Thursday, January 13, 2011

Two 2011 snippets

Happy New Year to my gentle readers.

I'm still alive and kicking out West. H is stable, which is a nice change. And I'm spending more and more time at work…and less and less time at home, which is preferred.

What to say?
On a typical day, H will complain repetitively about:

How sick he feels, how tired he is, how much pain he is in
How he hates taking his meds
How his dad disappointed him and has made stupid choices
How his mom was an emotionally abusive monster (she was)
How he doesn't get his needs met at home (from me)
How he is frustrated that he spends so much time in bed
How he is disappointed that he will never go on an international trip (Australia in particular)
How he is frustrated that he can't do what he used to do

And the only response I can muster to the repetitive sad state he's in is, "I'm sorry, honey," or "It was a long time ago" or "that must be frustrating or disappointing."

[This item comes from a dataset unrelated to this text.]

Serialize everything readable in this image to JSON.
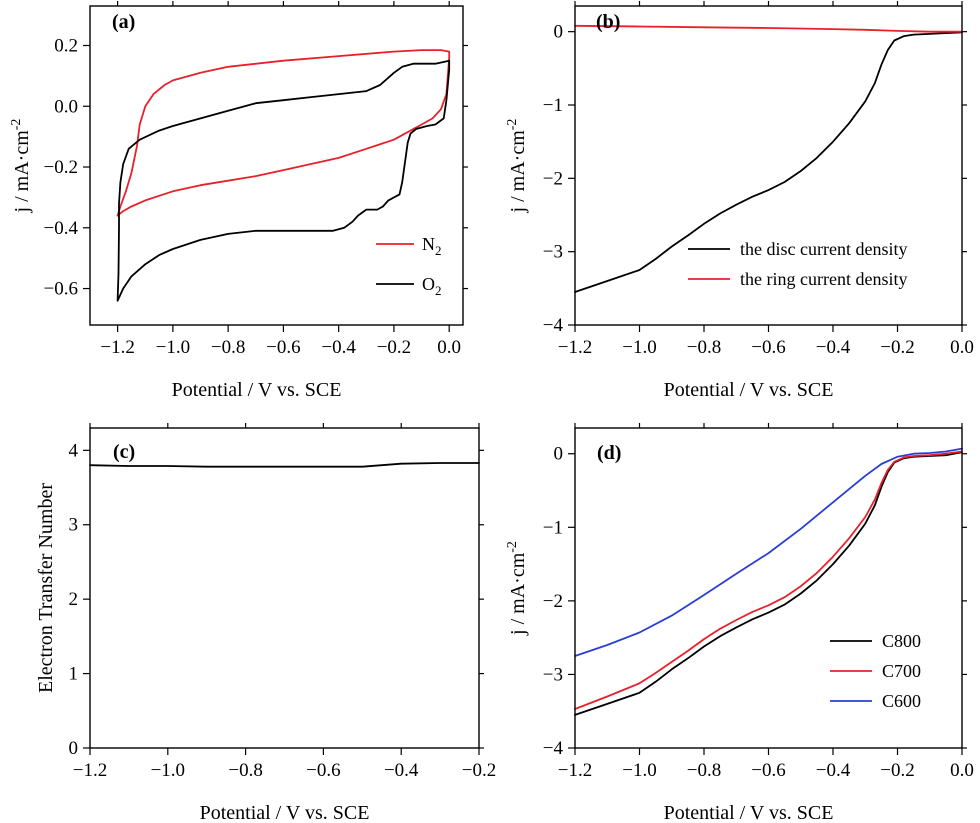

Thing is, I want to make him feel better, but I really can't. And I know that just being here is a help for him...to act as a witness to his life and feelings. But, sheesh, it is sad for me to see his pain and sadness and loss of hope, knowing that not only is there no way for me to fix it, but also that there is little likelihood that he can as well.

Acceptance is really, really hard.

This rock, again?
Poor Sisyphus...pushing that same rock up the hill, only to have to do it all over again. Can he choose another rock or another hill? Can he just decide not to push it up the hill? If he doesn't push it up the hill, is life worth living? (Apologies to Camus.)

Me, I've decided to just polish up my rock so at least it is purdy.